Machiavelli, Il Principe, VIII

Em 2013, durante as comemorações dos quinhentos anos da escrita de O Príncipe, de Maquiavel, perguntaram, em longa entrevista realizada para os festejos, a Gennaro Sasso, um dos mais importantes intérpretes de Maquiavel, sobre a atualidade da obra. Ele foi peremptório: “Não há nenhuma”. O estudioso discorre então sobre as divergências entre os conceitos contidos no texto e o mundo político atual, revelando, por exemplo, que, para um americano, principado misto não quer dizer nada, ou que o principado civil não determina e sequer indica qual seja o conteúdo da civilidade ou da cidadania. Em suma, “não é atual”. Relativamente às questões de comportamento político – se é melhor ser amado ou temido, se se deve manter a palavra dada etc. – não se trata do príncipe propriamente, mas antes de questões humanas. Qualquer pessoa atenta a esta fala esperaria que na sequência o intérprete desse a esperada guinada na resposta inicial para mostrar então a atualidade de O Príncipe. Decepcionados, os ouvintes precisariam refletir sobre no que consiste as tais questões humanas, as condições da política, do realismo, ou seja, da reinterpretação de Maquiavel das condições históricas vividas e objetivamente apreendidas.

Em 2017, comemoram-se os quinhentos anos dos Discursos sobre a primeira década de Tito Lívio (Discorsi), obra de maior folego teórico e alcance do que O Príncipe.
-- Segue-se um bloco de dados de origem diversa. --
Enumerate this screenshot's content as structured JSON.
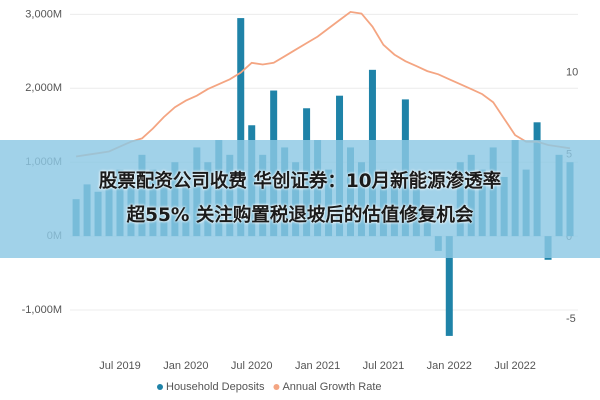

Longe de nos colocarmos a questão posta para Sasso, apenas acompanhamos sua resposta destinada a O Príncipe para os Discorsi.

Se optarmos por um percurso randômico, saltando de questões em questões, e reordenarmos alguns dos temas dos Discorsi, podemos seguir o caminho da reinterpretação de Maquiavel a respeito das condições históricas. Comecemos por um ponto de partida conhecido da obra: os novos modos e ordenações. Das diversas formas que são possíveis classificar a atividade e reflexão políticas, duas formam um binômio complementar ou excludente. Os modos são classificados em ordinários – aqueles que seguem as ordens estabelecidas, as leis, as instituições – ou extraordinários – os que não as seguem, mas, via de regra, produzem novas. Os modos, portanto, se chocam sempre com as ordens, seja para respeitá-las, seja para refazê-las. No primeiro caso, quando se vive em uma cidade livre e se respeita as ordens estabelecidas não há outro resultado das transformações políticas que não a própria liberdade (Machiavelli, Discorsi, I, 25), se, e somente se, o povo se mantiver como o legítimo guardião da liberdade (Machiavelli, Discorsi, I, 3-6). Nessa situação, a política segue seu fluxo esperado pelas próprias instituições que lhe dão formato e tais instituições são, uma vez que essa atividade é dinâmica, transformadas dentro de suas próprias regras. A atualização das leis e das funções estatais segue as normas das leis e da garantia da liberdade no povo.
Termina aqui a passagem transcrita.